James e Robson olharam para Helvetica, esperando uma resposta ou um ato que confirmasse a informação. A garotinha apenas fez sinal para que todos a seguirem. Assim fizeram. Helvetica acabou levando todos para o mesmo rio que foram apresentados ao menino bode e à menina da ilha, ficando sem saída ao quase cair no mesmo. Todos sentiram que era a hora de se render e desistir de tudo quando sete orcs surgiram das árvores sob a luz do luar. Quando menos perceberam, a menina com perna de bode saltou e deu outro coice no mesmo orc que havia a segurado. Needle não pensou duas vezes e logo pegou seu bisturi, pulando para cima de um orc e acabando com ele. Robson puxou a perna dos orcs que estavam sendo atacados e logo partiu para cima também.
Luana não sabia o que fazer diante da situação. Pensava se tentava atacar um dos orcs ou se ficava quieta. Quando menos esperava, um orc veio correndo em sua direção, prestes a dar o golpe final na menina. James interferiu, dando uma surra com uma pedra pesada no orc e distraindo o mesmo para que não atacasse Luana. Needle decepou o orc que estava a atacando ao meio, transformando seu corpo forte e resistente em uma névoa que parecia ser mágica.
— CONTINUEM! VAMOS DESTRUIR TODOS DE UMA VEZ!— encorajou a garota coelho.
— TÁ, CALA A BOCA E DESTRÓI MAIS BICHO FEIO QUE NEM VOCÊ!— gritou Robson.

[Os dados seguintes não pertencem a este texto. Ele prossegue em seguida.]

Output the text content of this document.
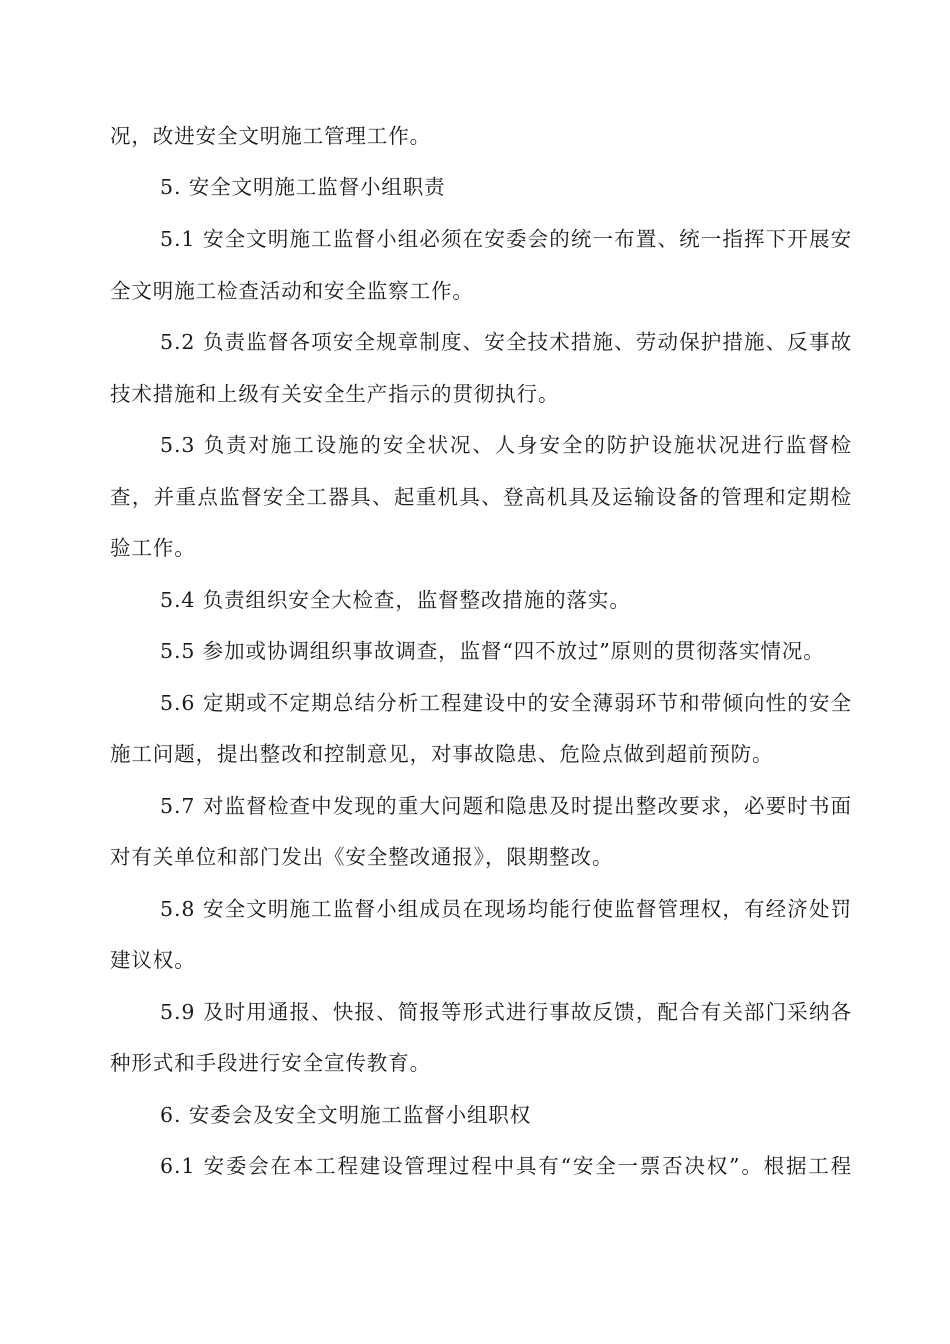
况，改进安全文明施工管理工作。
5. 安全文明施工监督小组职责
5.1 安全文明施工监督小组必须在安委会的统一布置、统一指挥下开展安
全文明施工检查活动和安全监察工作。
5.2 负责监督各项安全规章制度、安全技术措施、劳动保护措施、反事故
技术措施和上级有关安全生产指示的贯彻执行。
5.3 负责对施工设施的安全状况、人身安全的防护设施状况进行监督检
查，并重点监督安全工器具、起重机具、登高机具及运输设备的管理和定期检
验工作。
5.4 负责组织安全大检查，监督整改措施的落实。
5.5 参加或协调组织事故调查，监督“四不放过”原则的贯彻落实情况。
5.6 定期或不定期总结分析工程建设中的安全薄弱环节和带倾向性的安全
施工问题，提出整改和控制意见，对事故隐患、危险点做到超前预防。
5.7 对监督检查中发现的重大问题和隐患及时提出整改要求，必要时书面
对有关单位和部门发出《安全整改通报》，限期整改。
5.8 安全文明施工监督小组成员在现场均能行使监督管理权，有经济处罚
建议权。
5.9 及时用通报、快报、简报等形式进行事故反馈，配合有关部门采纳各
种形式和手段进行安全宣传教育。
6. 安委会及安全文明施工监督小组职权
6.1 安委会在本工程建设管理过程中具有“安全一票否决权”。根据工程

"Velho chato..." pensou Needle.
Os coices consecutivos de Helvetica detonaram o orc que estava em sua frente, transformando-o em névoa também. James conseguiu derrubar o orc que estava tentando o matar, jogando a pedra pesada sobre a cabeça do mesmo e o transformando em névoa. Um outro orc se aproximava da garota com perna de bode para atacá-la.
— JA... JAM-MES!...
— HELVETICA!— gritou o cara de olhos negros.
O orc estava prestes a dar uma surra na garotinha quando ela apenas se abaixou, tampando os olhos e esperando sua morte. O soco do orc logo se transformou em névoa ao atingir a menina. Seu corpo havia se aquecido novamente. Helvetica abriu os olhos e olhou para James, assustada.
— Muito bem, Helzinha! Você acabou com ele!— disse James, acenando.
A garotinha deu um sorriso, pulando de alegria e batendo palminhas. Robson derrubou um orc que tentava atacar Needle, enrolando seu braço por todo o corpo falso do monstro e esmagando-o por inteiro. O monstro virou névoa.
— Valeu, vovô, mas eu não preciso de ajuda— disse a garota coelho, irritada.
Logo depois, a mesma pulou por cima de outro deles, que estava prestes a atacar Robson, decepando sua cabeça e transformando o monstro em névoa.
— ...afinal não sou eu que está com 50 anos de idade, quem sabe mais?... Uns 60, 70...— Robson puxou o pé de Needle, impedindo que ela continuasse falando.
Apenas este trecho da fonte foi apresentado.